Rowf, motionless and in full view on the open hillside, stood watching as the man and his dogs, half a mile away, tramped steadily up the road towards the dam.
“There aren’t any men you can go back to, Rowf,” said Snitter at length. “The tod’s right—they’d only kill us now. We’re wild animals.”
“By, mind, lucky ye moved se sharp. Ye just got oot in time.”
“Do you think the man knows we were living in the cave?” asked Snitter.
“Mebbies. Ne tellin’ what th’ booggers knaws—but Ah’m keepin’ aheed o’ them. Ah saw him lowpin’ up from doon belaa, so Ah comes back to tell ye. Yon fyeul” (it looked quickly at Rowf) “wez yammerin’ on a gey lot o’ daft taalk afore ye come oot o’ yer bit sleep. Mebbies noo he’ll do it ne mair.” It turned to Rowf. “Ye best stick te killin’ yows wi’ me, hinny. Thoo’s a grand chep for yon, an’ Ah’ll bide wi’ ye an’ aall. But howway wivvus noo, an’ us hangin’ aboot here, plain as yon moon i’ th’ sky!”

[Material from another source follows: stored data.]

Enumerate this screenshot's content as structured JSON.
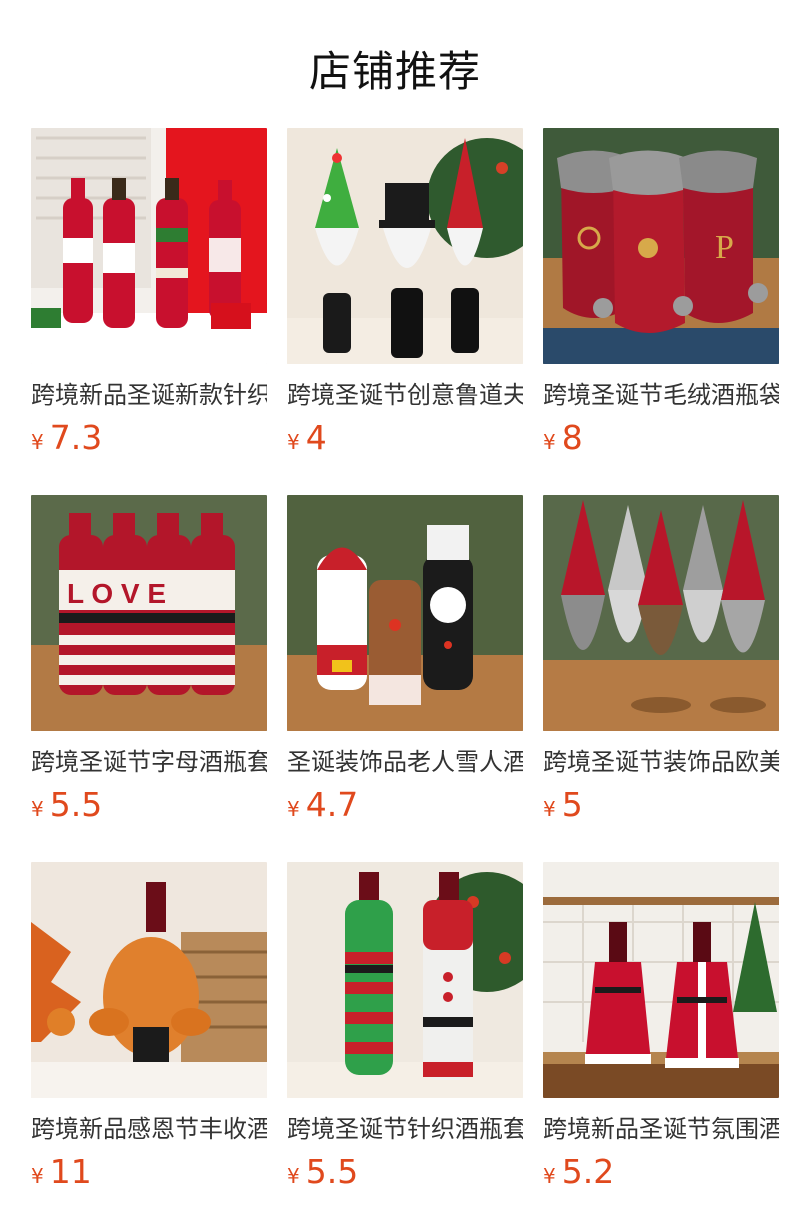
{
  "section": {
    "title": "店铺推荐"
  },
  "currency_symbol": "¥",
  "products": [
    {
      "name": "跨境新品圣诞新款针织酒瓶套",
      "price": "7.3",
      "image_icon": "knitted-wine-bottle-covers-image"
    },
    {
      "name": "跨境圣诞节创意鲁道夫酒瓶套",
      "price": "4",
      "image_icon": "gnome-wine-bottle-covers-image"
    },
    {
      "name": "跨境圣诞节毛绒酒瓶袋",
      "price": "8",
      "image_icon": "velvet-wine-bottle-bags-image"
    },
    {
      "name": "跨境圣诞节字母酒瓶套",
      "price": "5.5",
      "image_icon": "love-letter-bottle-covers-image"
    },
    {
      "name": "圣诞装饰品老人雪人酒瓶套",
      "price": "4.7",
      "image_icon": "santa-snowman-bottle-covers-image"
    },
    {
      "name": "跨境圣诞节装饰品欧美",
      "price": "5",
      "image_icon": "gnome-dolls-image"
    },
    {
      "name": "跨境新品感恩节丰收酒瓶套",
      "price": "11",
      "image_icon": "turkey-wine-bottle-cover-image"
    },
    {
      "name": "跨境圣诞节针织酒瓶套",
      "price": "5.5",
      "image_icon": "elf-sweater-bottle-covers-image"
    },
    {
      "name": "跨境新品圣诞节氛围酒瓶套",
      "price": "5.2",
      "image_icon": "santa-dress-bottle-covers-image"
    }
  ]
}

Rowf followed the tod in a mazed silence, like a creature barely recovered from a trance. Snitter, for his part, was plunged in that strange state of mind which from time to time visits all creatures (but perhaps more frequently in childhood or puppyhood) when our immediate suroundings take on the aspect of a distant fantasy, we wonder who we are, the very sounds about us seem unreal and for a time, until the fit passes, it appears strange and arbitrary to find ourselves in this physical body, in this particular place, under this singular sky. The black peat, the heather, the crags, the glittering droplets, each a minute moon, bending the grasses through which Rowf was shouldering his way—these seemed, as he followed the tod, to be unfamiliar things he had never hitherto smelt—things which might even, perhaps, dissolve and vanish in an instant. Mournful they seemed, scentless; and the white moonlight, draining from them the colours of the day, made of them a residue, an empty world, where nothing could be certain and upon whose smells and other properties no more reliance could be placed than upon the figments of his own castaway, wounded brain.

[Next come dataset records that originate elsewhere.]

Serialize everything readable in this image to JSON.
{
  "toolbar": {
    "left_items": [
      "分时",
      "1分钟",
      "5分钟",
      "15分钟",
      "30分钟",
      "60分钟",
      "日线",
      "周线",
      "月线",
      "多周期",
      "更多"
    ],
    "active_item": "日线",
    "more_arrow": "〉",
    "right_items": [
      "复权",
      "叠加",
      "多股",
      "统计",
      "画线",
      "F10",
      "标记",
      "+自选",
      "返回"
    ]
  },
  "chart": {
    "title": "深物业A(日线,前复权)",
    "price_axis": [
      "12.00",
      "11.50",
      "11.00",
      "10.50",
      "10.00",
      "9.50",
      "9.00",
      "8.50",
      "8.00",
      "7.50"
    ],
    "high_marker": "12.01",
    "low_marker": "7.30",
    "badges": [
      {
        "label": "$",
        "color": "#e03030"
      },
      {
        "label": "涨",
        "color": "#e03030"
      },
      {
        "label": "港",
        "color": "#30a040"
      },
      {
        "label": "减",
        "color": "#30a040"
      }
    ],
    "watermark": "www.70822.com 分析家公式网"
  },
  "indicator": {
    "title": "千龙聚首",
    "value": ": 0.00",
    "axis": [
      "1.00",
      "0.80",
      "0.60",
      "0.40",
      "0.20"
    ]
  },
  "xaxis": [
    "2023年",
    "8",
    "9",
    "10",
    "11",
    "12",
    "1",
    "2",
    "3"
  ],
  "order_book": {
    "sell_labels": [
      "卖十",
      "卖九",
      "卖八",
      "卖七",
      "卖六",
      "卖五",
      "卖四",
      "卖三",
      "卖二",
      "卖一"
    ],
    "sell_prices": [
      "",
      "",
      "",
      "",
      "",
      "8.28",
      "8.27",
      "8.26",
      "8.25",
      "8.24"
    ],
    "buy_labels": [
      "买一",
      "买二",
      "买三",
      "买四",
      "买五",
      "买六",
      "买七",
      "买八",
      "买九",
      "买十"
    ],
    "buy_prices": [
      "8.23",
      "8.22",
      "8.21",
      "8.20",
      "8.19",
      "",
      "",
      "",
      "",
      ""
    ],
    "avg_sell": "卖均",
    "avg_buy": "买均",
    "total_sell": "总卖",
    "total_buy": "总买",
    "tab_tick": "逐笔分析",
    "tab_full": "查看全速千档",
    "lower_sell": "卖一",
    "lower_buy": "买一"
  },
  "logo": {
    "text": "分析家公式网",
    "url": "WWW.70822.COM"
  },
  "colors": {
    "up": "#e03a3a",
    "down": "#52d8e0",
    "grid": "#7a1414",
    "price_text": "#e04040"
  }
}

It was during this night that Snitter came to be possessed even more deeply by the delusion that the world where they now wandered—or at least the light in which it appeared to him—was both a product and the equivalent of his own mutilated mind.
He was recalled to some sort of reality by stumbling over a piece of sharp-edged slate. Piles of dark slate were lying all about them and beneath his pads he could feel the tilting, sliding and pricking of the flat splinters.
“Where are we?”
“Walna Scar,” replied the tod briefly.
“Is this the Scar?” asked Snitter, thinking how odd it would be to find himself walking across his own head.

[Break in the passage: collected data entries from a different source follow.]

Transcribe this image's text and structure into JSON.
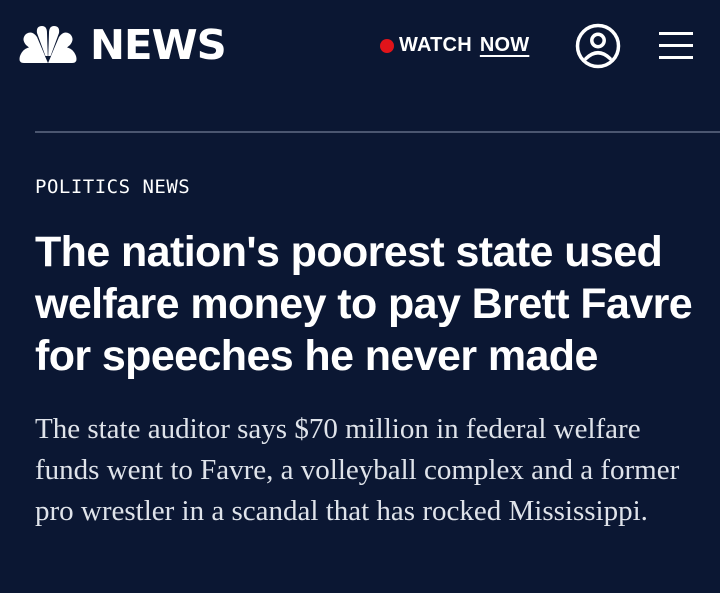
{
  "header": {
    "logo_text": "NEWS",
    "watch_label": "WATCH",
    "now_label": "NOW",
    "icons": {
      "logo": "peacock-icon",
      "live": "live-dot-icon",
      "account": "account-icon",
      "menu": "hamburger-menu-icon"
    }
  },
  "article": {
    "eyebrow": "POLITICS NEWS",
    "headline": "The nation's poorest state used welfare money to pay Brett Favre for speeches he never made",
    "dek": "The state auditor says $70 million in federal welfare funds went to Favre, a volleyball complex and a former pro wrestler in a scandal that has rocked Mississippi."
  },
  "colors": {
    "background": "#0b1733",
    "text": "#ffffff",
    "live_dot": "#e1141a",
    "divider": "#4b5670"
  }
}
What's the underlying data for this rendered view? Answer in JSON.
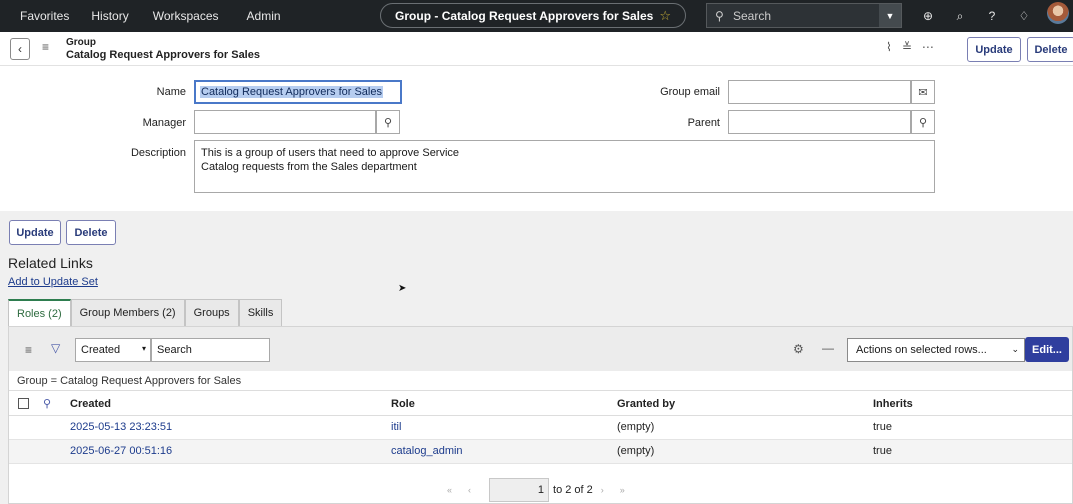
{
  "topnav": {
    "favorites": "Favorites",
    "history": "History",
    "workspaces": "Workspaces",
    "admin": "Admin",
    "record_title": "Group - Catalog Request Approvers for Sales",
    "search_placeholder": "Search"
  },
  "header": {
    "record_type": "Group",
    "record_name": "Catalog Request Approvers for Sales",
    "update_label": "Update",
    "delete_label": "Delete"
  },
  "form": {
    "name_label": "Name",
    "name_value": "Catalog Request Approvers for Sales",
    "group_email_label": "Group email",
    "group_email_value": "",
    "manager_label": "Manager",
    "manager_value": "",
    "parent_label": "Parent",
    "parent_value": "",
    "description_label": "Description",
    "description_value": "This is a group of users that need to approve Service\n            Catalog requests from the Sales department"
  },
  "bottom_buttons": {
    "update_label": "Update",
    "delete_label": "Delete"
  },
  "related_links": {
    "title": "Related Links",
    "add_to_update_set": "Add to Update Set"
  },
  "tabs": [
    {
      "label": "Roles (2)",
      "active": true
    },
    {
      "label": "Group Members (2)",
      "active": false
    },
    {
      "label": "Groups",
      "active": false
    },
    {
      "label": "Skills",
      "active": false
    }
  ],
  "list": {
    "field_select": "Created",
    "search_placeholder": "Search",
    "actions_select": "Actions on selected rows...",
    "edit_label": "Edit...",
    "breadcrumb": "Group = Catalog Request Approvers for Sales",
    "columns": [
      "Created",
      "Role",
      "Granted by",
      "Inherits"
    ],
    "rows": [
      {
        "created": "2025-05-13 23:23:51",
        "role": "itil",
        "granted_by": "(empty)",
        "inherits": "true"
      },
      {
        "created": "2025-06-27 00:51:16",
        "role": "catalog_admin",
        "granted_by": "(empty)",
        "inherits": "true"
      }
    ],
    "pager_current": "1",
    "pager_total": "to 2 of 2"
  },
  "colors": {
    "nav_bg": "#1f2326",
    "accent_green": "#2e7d4f",
    "link_blue": "#1c3b8c",
    "primary_button": "#2f3e9e"
  }
}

“Why nair—th’ Scar’s up ahight, on th’ top there. These ower here’s slate quarries—but they’ve been idle mony a year noo. Ne men come nigh, ‘cept only th’ time o’ th’ shepherds’ meet.”
“Where are we going?” asked Rowf, looking up, as they left the slate quarries and came out once more upon the open hillside, at the steep bluff of Torver High Common above them.
The tod dropped its head quickly, snapped up a great stag-beetle under a clump of heather, and padded on, spitting out the fragments of the carapace.
“There’s mair than one place, ye knaw.”
“Well?”
“Nearby an’ a canny bit scramble.”
“Oh, he knows where he’s going all right,” said Snitter, anxious as always for the precarious relationship between Rowf and the tod. “He won’t tell you where—he’s too sharp for that—but if you go on asking he’ll only think you don’t trust him.”
“I trust him just as long as he goes on feeling I can fill his belly,” said Rowf. “But if I broke my leg in a chicken-run—”
“We’re wild animals,” answered Snitter. “What could he do for you then—die with you? You tell him what sense there’d be in that.”
For some time they had been trotting up a long, gradual slope, crossing one narrow rill after another and here and there startling a sheep under a crag. Suddenly, without another word, the tod lay down on a patch of smooth grass so unobtrusively that the two dogs had already gone a dozen yards before becoming aware that it was no longer with them. When they turned back it was watching Rowf expressionlessly, head on front paws and eyes unblinking.
“Yer doin’ canny, hinny.” There was a hint of derision, barely masked. “Ah warr’nd ye’ll be hunger’d b’ now?”
Snitter realized that the tod was covertly manipulating Rowf. If Rowf admitted that he was hungry, as he must be, the tod would then be able to seem to accede to a wish expressed by Rowf that they should stop, hunt and kill. Rowf would apparently have initiated the idea, and if anything went wrong with it the blame would lie with him and not with the tod. He forestalled Rowf’s reply.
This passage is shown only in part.